SR Bishop Faces 3 Options for Accused
Priest Ross Still on Leave More Than a Year after Suspension
By Guy Kovner firstname.lastname@example.org
Press Democrat [California]
July 22, 2003
More than a year after Santa Rosa Bishop Daniel Walsh supported the "zero-tolerance" approach to sexual misconduct by priests, he still faces the prospect of applying it to one of his own: a well-liked cleric who has acknowledged his sin but won't quietly resign his collar.
The Rev. Anthony Ross, who lives in the Santa Rosa area, was suspended in April 2002 after allegations by a Joliet, Ill., man who said the priest molested him at least twice in 1981, when he was 15.
Ross initiated his transfer from Joliet to Santa Rosa and was hired in 1993 to run the local diocese's ministry for county jail and Juvenile Hall inmates.
He remains on administrative leave, receiving a stipend from the church but barred from performing any priestly duties, diocese spokeswoman Deirdre Frontczak said.
When Walsh returns from vacation at the end of the month, he will find paperwork prepared by the Rev. Daniel Whelton, the diocese's canon lawyer, outlining the options for determining Ross's fate. The bishop can:
Convene a tribunal, which would exonerate or convict Ross. The tribunal also could find Ross' rights were denied, entitling him to resume his post, an outcome Frontczak said was unlikely.
Order Ross permanently removed from the ministry, prohibiting him from wearing a collar or saying Mass. Ross could retire and receive both a church stipend and a pension, Frontczak said.
Ross could appeal such an order to the Vatican, which would uphold or overturn the bishop's decision, she said.
Hand over the case to the Vatican's Congregation for the Doctrine of the Faith. The congregation has the authority to take over any case of alleged sexual misconduct.
Whichever option Walsh selects, he must advise and get consent from the Vatican panel, created in 1965 as a direct descendant of the 13th-century Holy Office of the Inquisition.
Ross' alleged victim, now 37, said he is appalled by the delay. "This is all just comical to me," he said. "There's never been a clearer case for dismissing somebody."
The man said his family advised Illinois church officials of the molestations in 1983. There are no civil lawsuits or criminal charges pending against Ross.
Ross cannot return to active ministry unless he is absolved by a church tribunal, a process much like a civil trial but conducted secretly within the church.

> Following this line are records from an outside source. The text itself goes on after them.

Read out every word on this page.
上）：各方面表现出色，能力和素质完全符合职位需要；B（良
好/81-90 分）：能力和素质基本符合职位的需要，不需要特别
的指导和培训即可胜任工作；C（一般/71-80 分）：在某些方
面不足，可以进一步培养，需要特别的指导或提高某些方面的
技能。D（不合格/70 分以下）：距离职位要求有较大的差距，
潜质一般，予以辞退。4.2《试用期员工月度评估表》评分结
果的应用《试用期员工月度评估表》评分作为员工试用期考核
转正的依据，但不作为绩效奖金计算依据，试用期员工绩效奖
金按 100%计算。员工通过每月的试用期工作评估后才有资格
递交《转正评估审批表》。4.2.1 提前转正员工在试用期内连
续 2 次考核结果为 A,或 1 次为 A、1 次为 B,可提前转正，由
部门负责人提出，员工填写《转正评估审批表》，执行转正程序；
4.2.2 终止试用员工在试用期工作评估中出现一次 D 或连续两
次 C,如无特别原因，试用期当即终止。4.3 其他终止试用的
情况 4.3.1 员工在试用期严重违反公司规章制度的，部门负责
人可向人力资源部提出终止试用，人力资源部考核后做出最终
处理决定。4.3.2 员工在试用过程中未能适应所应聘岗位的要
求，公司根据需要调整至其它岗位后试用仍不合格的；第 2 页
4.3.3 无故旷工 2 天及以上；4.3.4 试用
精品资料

Tribunals were added to U.S. bishops' sexual misconduct policy at the Vatican's insistence to ensure accused priests were afforded due process under canon law. The policy was approved by the Vatican in December and became church law March 1.
Ross has the right to request a tribunal. Walsh can recommend a tribunal and the Vatican congregation can order one, Frontczak said.
To date, no tribunal has convened nationally nor are any in the works, said Sister Mary Ann Walsh, spokeswoman for the U.S. Conference of Catholic Bishops.
A tribunal, or church trial, is "an unlikely option" for Ross, based on his own admissions, Frontczak said.
In a statement released by the diocese last year, Ross apologized for causing "pain to the young man from Illinois and his family because of my actions in the early 1980s." He did not characterize what those actions were.
Ross also acknowledged participating in therapy and allegedly wrote letters to the Illinois youth in 1983, while the he was in a California facility receiving treatment for sex-related problems.
A California law that allows lawsuits to be filed this year for decades-old offenses does not apply because the alleged crimes took place in another state.
The alleged victim said he has no plans to sue Ross or the church. "I'm over it," he said. "The guy admitted it. That's all I ever wanted."
Ross has said little publicly about the case other than his statement issued after his removal from the jail ministry. Ross could not be reached for comment, but he has not, Frontczak said, agreed to a permanent removal.
"He has not expressed a willingness to step aside," she said.
Sister Martha Marie Linhares, who was Ross' assistant, now heads the diocese's Detention Ministry, which includes a team of lay volunteers and several priests who offer Mass in jail facilities.
A second chance at the ministry for Ross is not an option under the bishops' policy for dealing with allegations of sexual misconduct.
"When even a single act of sexual abuse by a priest or deacon is admitted or is established ... the offending priest or deacon will be removed permanently from ecclesiastical ministry," the policy says.
Walsh joined in the overwhelming vote to approve the policy in June 2002 at Dallas but expressed concern at the time that it could end Ross' career.
"It's a heartbreak," Walsh said then. "It's another tragedy."
The bishop has since made no direct comment on Ross' case and could not be reached for comment Monday.
Frontczak said the policy leaves the church no choice.
"Unfortunately, we cannot have him representing the church in the ministry," she said. "It is not a matter of whether he is forgiven (by fellow clerics). It's a matter of assuring the faithful that we are serious about providing a safe environment for the children."
She said the case is not moving slowly. Diocese officials waited until March, when the policy became church law, and then began drawing up the paperwork for Walsh to consider.
"That part of it is moving along with due process," she said.